What is SSL, TLS and SSH
Miscellanea / / July 04, 2021
By Guillem Alsina González, in Sep. 2017
Although it may seem to us that it is now when communications through technological means should be more secure than before, counting on the fact that there has been a kind of "age of innocence" of InternetThe truth is that at all times there has been the danger that someone will read our messages or virtually break into our computers.
That is why, in one way or another, more or less efforts have always been made to ensure that communications are secure. and, for this, a series of protocols and technologies have been created that help us to guarantee integrity and confidentiality.
SSL and TLS are, respectively, the original and the successor of a cryptographic protocol used to secure communications in telematic networks, mainly the Internet.
What SSL did (Secure Sockets Layer) and continue doing TLS (Transport Layer Security) more efficiently, is to encrypt communications through the use of cryptography in various online services, such as email or the web.
It is an Internet standard, developed, maintained and recognized by the organisms of technical management of the network of networks, with which thing is universal, independent of manufacturer and whose use is provided to any solution developer who works creating software and services in Internet.
The history of both protocols dates back to the mid-1990s, when SSL 2.0 began to be used (version 1.0 was never made available to the general public).

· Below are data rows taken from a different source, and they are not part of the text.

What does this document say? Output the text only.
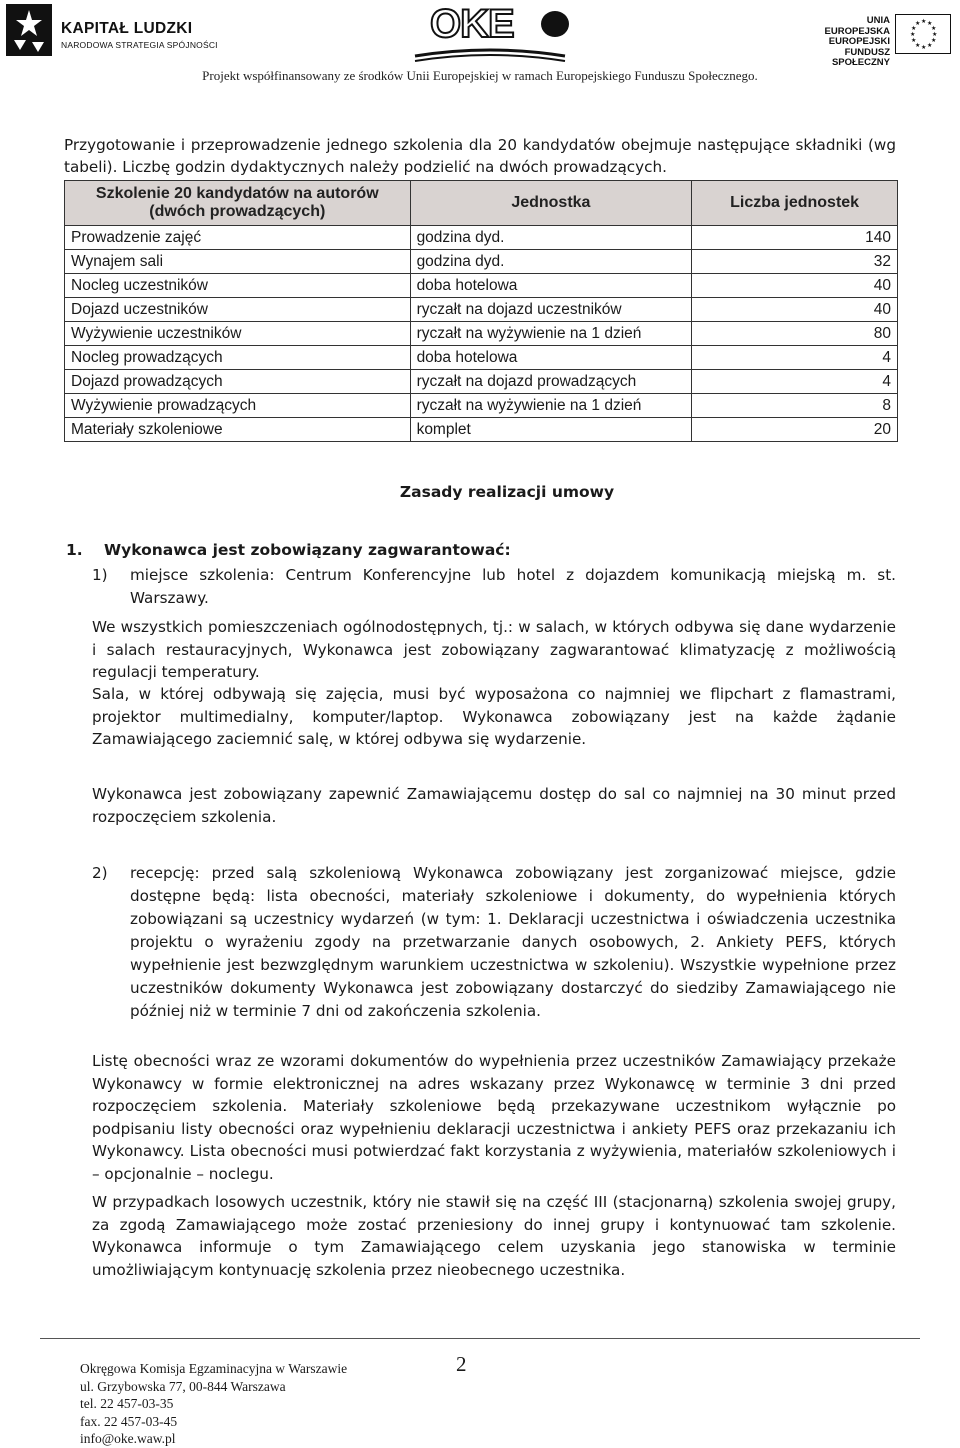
KAPITAŁ LUDZKI
NARODOWA STRATEGIA SPÓJNOŚCI	OKE	UNIA EUROPEJSKA
EUROPEJSKI
FUNDUSZ SPOŁECZNY
★ ★
★
★
★
★
★
★
★
★
★
★
Projekt współfinansowany ze środków Unii Europejskiej w ramach Europejskiego Funduszu Społecznego.
Przygotowanie i przeprowadzenie jednego szkolenia dla 20 kandydatów obejmuje następujące składniki (wg tabeli). Liczbę godzin dydaktycznych należy podzielić na dwóch prowadzących.
Szkolenie 20 kandydatów na autorów (dwóch prowadzących)	Jednostka	Liczba jednostek
Prowadzenie zajęć	godzina dyd.	140
Wynajem sali	godzina dyd.	32
Nocleg uczestników	doba hotelowa	40
Dojazd uczestników	ryczałt na dojazd uczestników	40
Wyżywienie uczestników	ryczałt na wyżywienie na 1 dzień	80
Nocleg prowadzących	doba hotelowa	4
Dojazd prowadzących	ryczałt na dojazd prowadzących	4
Wyżywienie prowadzących	ryczałt na wyżywienie na 1 dzień	8
Materiały szkoleniowe	komplet	20
Zasady realizacji umowy
1. Wykonawca jest zobowiązany zagwarantować:
1) miejsce szkolenia: Centrum Konferencyjne lub hotel z dojazdem komunikacją miejską m. st. Warszawy.
We wszystkich pomieszczeniach ogólnodostępnych, tj.: w salach, w których odbywa się dane wydarzenie i salach restauracyjnych, Wykonawca jest zobowiązany zagwarantować klimatyzację z możliwością regulacji temperatury.
Sala, w której odbywają się zajęcia, musi być wyposażona co najmniej we flipchart z flamastrami, projektor multimedialny, komputer/laptop. Wykonawca zobowiązany jest na każde żądanie Zamawiającego zaciemnić salę, w której odbywa się wydarzenie.
Wykonawca jest zobowiązany zapewnić Zamawiającemu dostęp do sal co najmniej na 30 minut przed rozpoczęciem szkolenia.
2) recepcję: przed salą szkoleniową Wykonawca zobowiązany jest zorganizować miejsce, gdzie dostępne będą: lista obecności, materiały szkoleniowe i dokumenty, do wypełnienia których zobowiązani są uczestnicy wydarzeń (w tym: 1. Deklaracji uczestnictwa i oświadczenia uczestnika projektu o wyrażeniu zgody na przetwarzanie danych osobowych, 2. Ankiety PEFS, których wypełnienie jest bezwzględnym warunkiem uczestnictwa w szkoleniu). Wszystkie wypełnione przez uczestników dokumenty Wykonawca jest zobowiązany dostarczyć do siedziby Zamawiającego nie później niż w terminie 7 dni od zakończenia szkolenia.
Listę obecności wraz ze wzorami dokumentów do wypełnienia przez uczestników Zamawiający przekaże Wykonawcy w formie elektronicznej na adres wskazany przez Wykonawcę w terminie 3 dni przed rozpoczęciem szkolenia. Materiały szkoleniowe będą przekazywane uczestnikom wyłącznie po podpisaniu listy obecności oraz wypełnieniu deklaracji uczestnictwa i ankiety PEFS oraz przekazaniu ich Wykonawcy. Lista obecności musi potwierdzać fakt korzystania z wyżywienia, materiałów szkoleniowych i – opcjonalnie – noclegu.
W przypadkach losowych uczestnik, który nie stawił się na część III (stacjonarną) szkolenia swojej grupy, za zgodą Zamawiającego może zostać przeniesiony do innej grupy i kontynuować tam szkolenie. Wykonawca informuje o tym Zamawiającego celem uzyskania jego stanowiska w terminie umożliwiającym kontynuację szkolenia przez nieobecnego uczestnika.
Okręgowa Komisja Egzaminacyjna w Warszawie
ul. Grzybowska 77, 00-844 Warszawa
tel. 22 457-03-35
fax. 22 457-03-45
info@oke.waw.pl
2
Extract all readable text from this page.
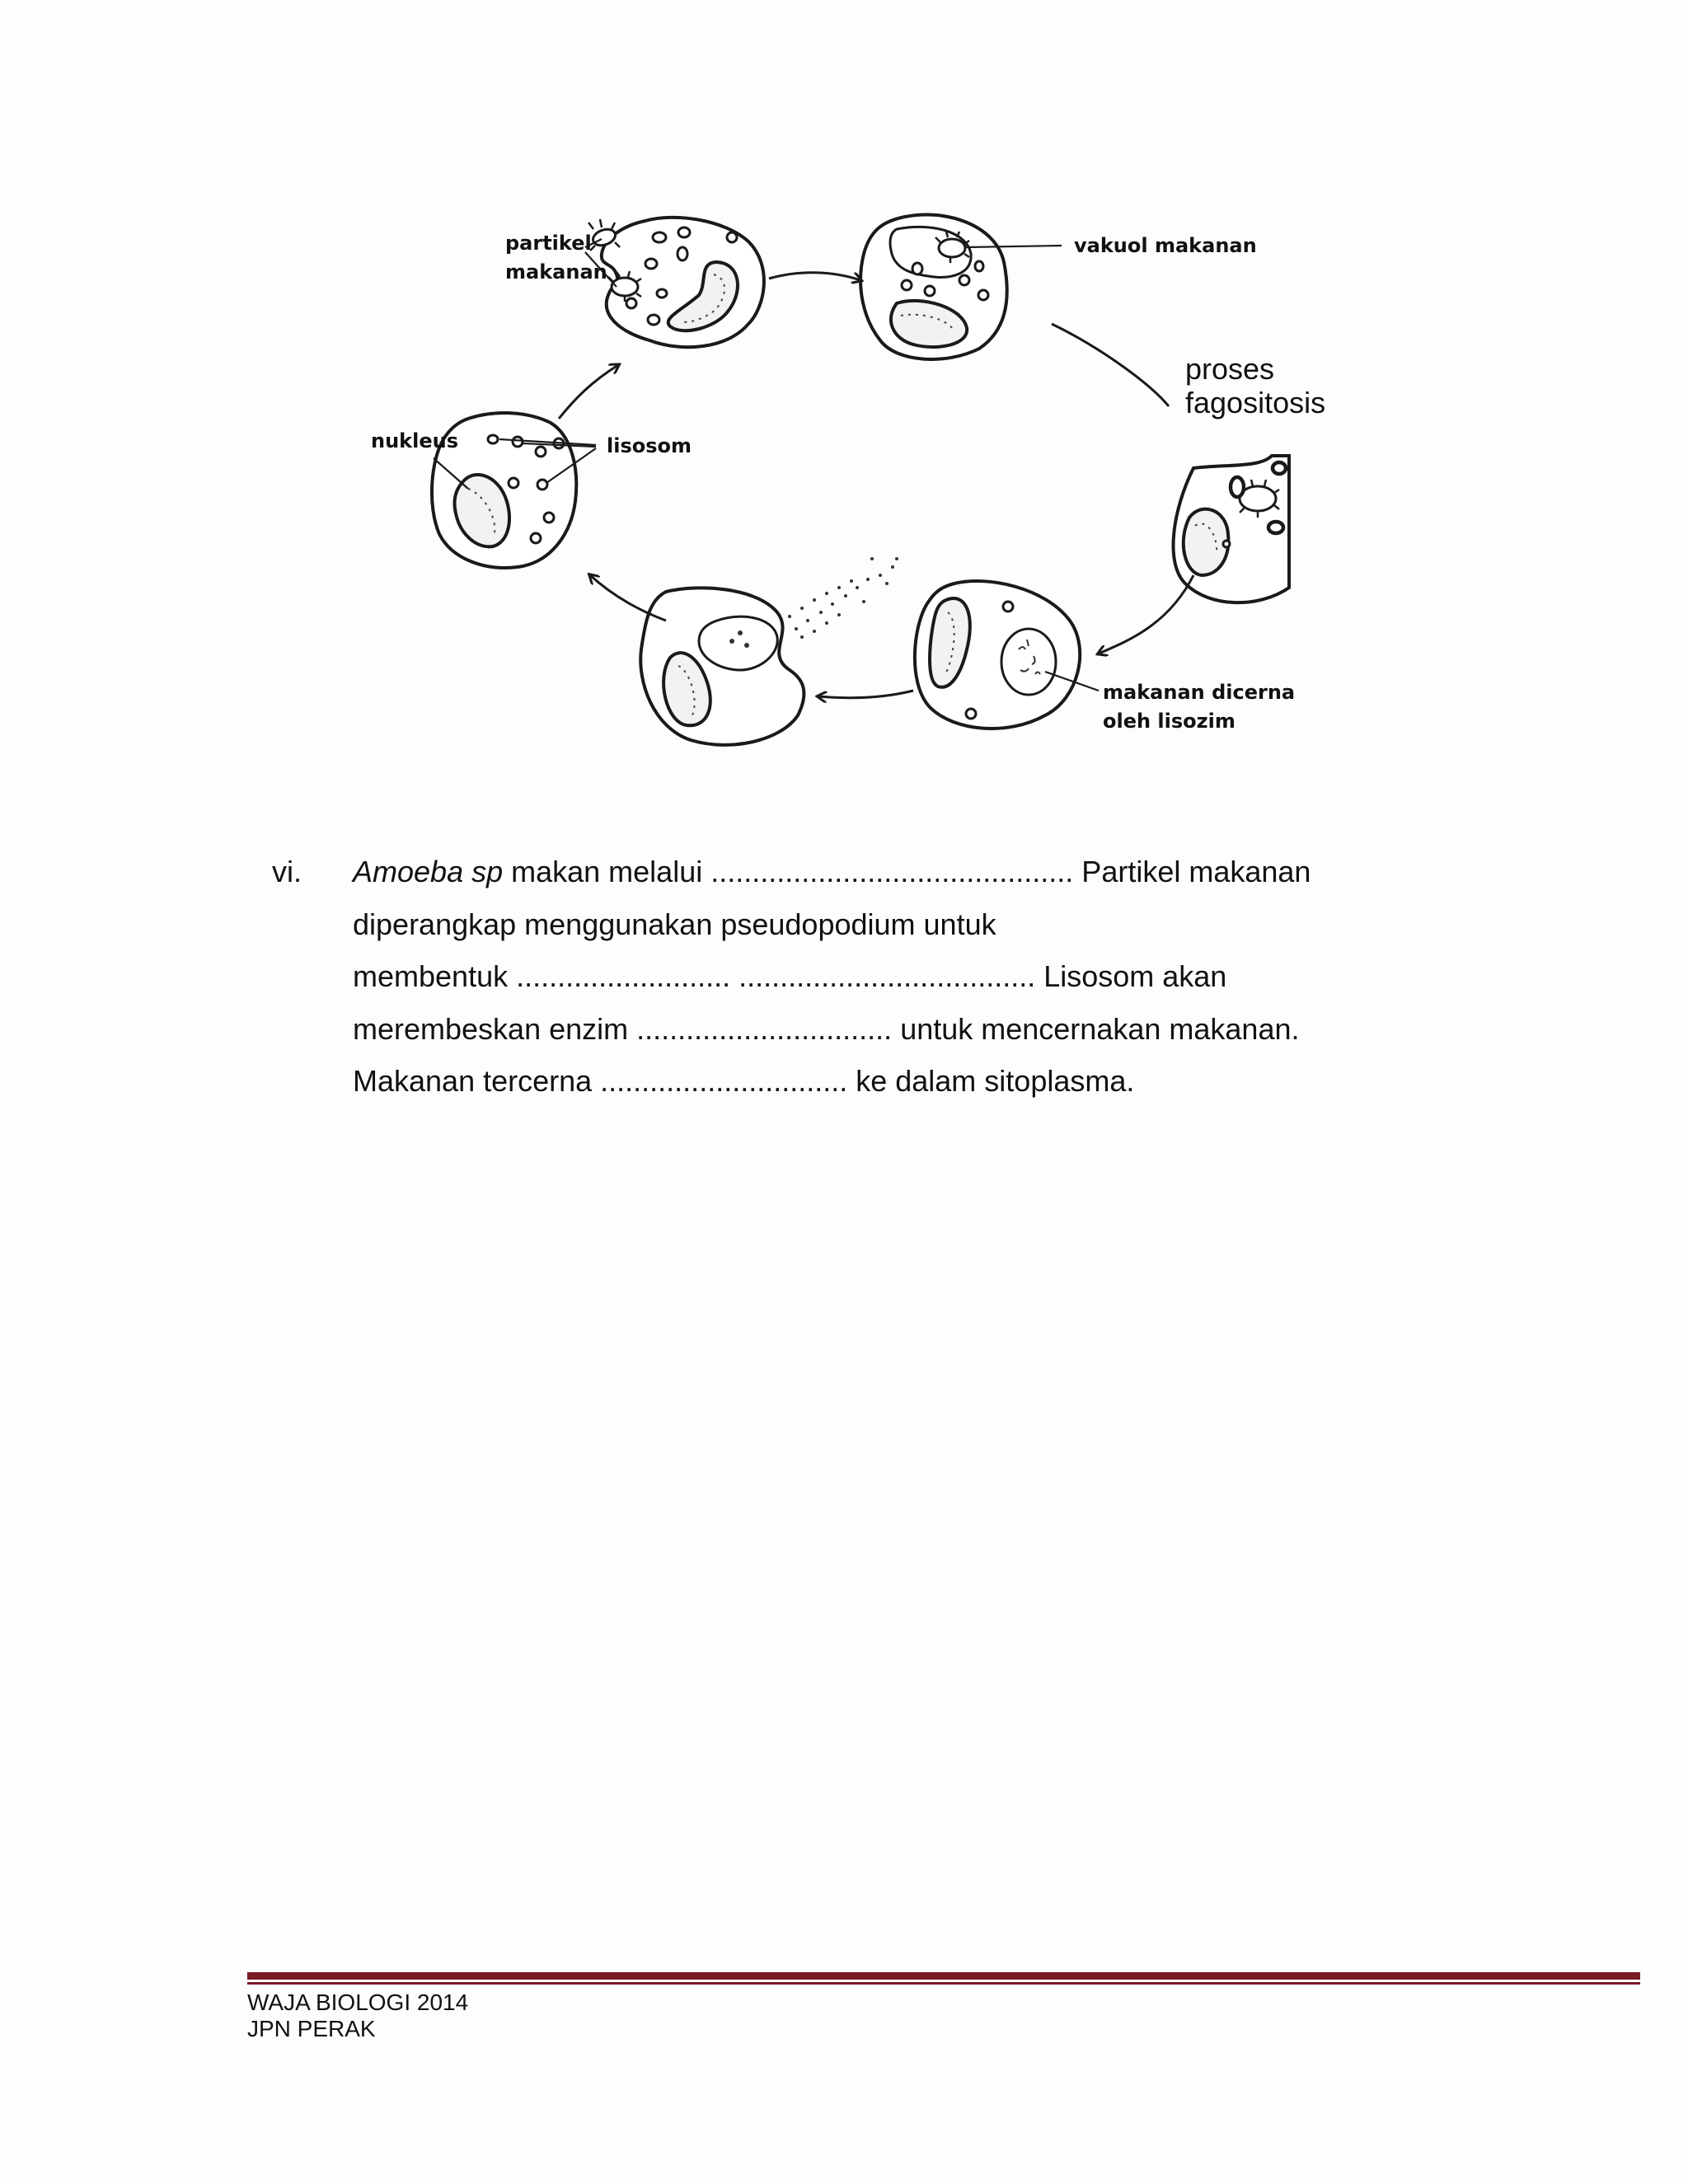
partikel
makanan
vakuol makanan
proses
fagositosis
nukleus	lisosom
makanan dicerna
oleh lisozim
vi. Amoeba sp makan melalui ............................................ Partikel makanan
diperangkap menggunakan pseudopodium untuk
membentuk .......................... .................................... Lisosom akan
merembeskan enzim ............................... untuk mencernakan makanan.
Makanan tercerna .............................. ke dalam sitoplasma.
WAJA BIOLOGI 2014
JPN PERAK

TLS 1.0 is an improved reimplementation of SSL 3.0, with enough differences that the two are incompatible with each other.
The differences between TLS and SSL is that the first improves the second by correcting vulnerabilities of security that have been found in SSL, and that in TLS the client is authenticated, while in SSL not.
This last detail is very important, since it ensures that, in a "conversation" between programs and services over the Internet, both the client as the server they are who they say they are, and that there is no one "listening" to the communications in between.
In contrast, in SSL, someone could intercept the communications and impersonate the client, since there was no verification of the identity of this, only in the case of the server it was verified.
SSH (Secure SHell) is a program that allows us to communicate, through a command line, with a remote server in a secure way
And it does, as in the previous case, relying on cryptography to encrypt communications exchanged with the server, so that no one can get the information from the packets that are crossed Between both.
It is a tool present in the vast majority of operating systems today, since it allows the administration remote and simplified from a server.
Usually, we have tools that work on the web, providing an environment graphic, but these are slow and depend, for their execution, that various elements are running on the server, such as a web server.
On the other hand, SSH only needs its own server, very simple and occupying few resources, and does not even require a graphical environment, with which we can use it in the simplest environments.
That it is a command line environment means that we must know the list of orders accepted by the operating system of the computer to which we connect.
The system is the same as the old MS-DOS for home PC computers before the arrival Windows, and replaces Telnet, another program that used to do the same, but did not include the safety added cryptography for communications.